Some more or less nostalgic memories from year 2001 –

In May 2001 I participated an event called D.I.N.A (Digital Is Not Analog) in Bologna, Italy. The event had been announced just a few of days before it took place, probably because the organisers didn’t actually want to attract too much audience, due to a very unusual lineup of presenters. Many of them had never revealed their real identities, they had only become known via their websites and alias names.

NETOCHKA NEZVANOVA

The ‘person’ I was most curious to meet was Netochka Nezvanova. ‘Netochka Nezvanova’ is Russian and means ‘nameless nobody’, a title and the main character of an unfinished novel by Fyodor Dostoyevsky. The writings of the online Netochka gave an impression that she was one female person – even though it was quite certain that there were more than one person involved in her projects.
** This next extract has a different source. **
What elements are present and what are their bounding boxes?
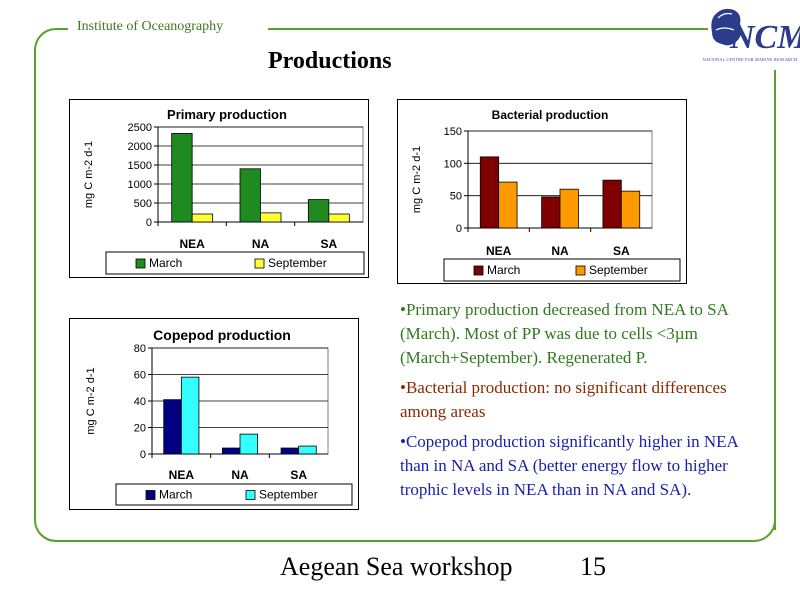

Netochka was famous/infamous for sending a huge quantity of emails to many international lists, using her own cryptic language. The postings were a mix of shameless self-promotion (for herself and her nato.0+55+3d software), philosophical ramblings and provocative comments about some well-known individuals in the net culture scene. Some of her websites were eusocial.com, membank.org and m9ndfukc.com, and her writings gave an impression that she had her own anarchistic wordview and political agenda, but it was impossible to figure out what it was. Here is a small sample:

aprez - az laughtr g!vz ua! 2 konzum>tearz.
 + memor!ez r sk!nd al!v - ch!ldhood !z bloun
 through dze ruztle ov autumn leavez +
 celz [ue] reg!ztr !n un!zon dze magn!tude
 ov a s!ngl !mprec!z!e.
nn. tu!rl!ng. out ov s!ght. u!th!n u.
akt!vat!ng d!zturbansz !n sod!um-potass!um
 eku!ll!br!um akross neuron membranez.
apropoz = 01 apple.com agent = ov op!n!e ur =cw4t7abs reklama
 = luvl!. != made !t ultra publ!k tzo = muzt !osc!lat u!ldl!.
 he = thought ! = uaz tr!zte + angr! auss!. naja.
 !ch b!n ganz gluckl!ch + fre!. salut.

When it was Netochka’s turn to give a presentation, she sat down on a chair and placed some living snails on her gray dress. She continued by reading a poem and meanwhile the snails ‘drew’ an abstract ‘painting’ on her dress.

Netochka’s snails

ZAPATISTA AIR FORCE

Another invited presenter was Ricardo Domingues, one of the members of Electronic Disturbance Theatre. Ricardo gave a presentation about Virtual Sit-Ins, a method for organising online protests. The participants of a virtual sit-in would download an application that would send a large amount of requests to a certain website, eventually causing it to crash.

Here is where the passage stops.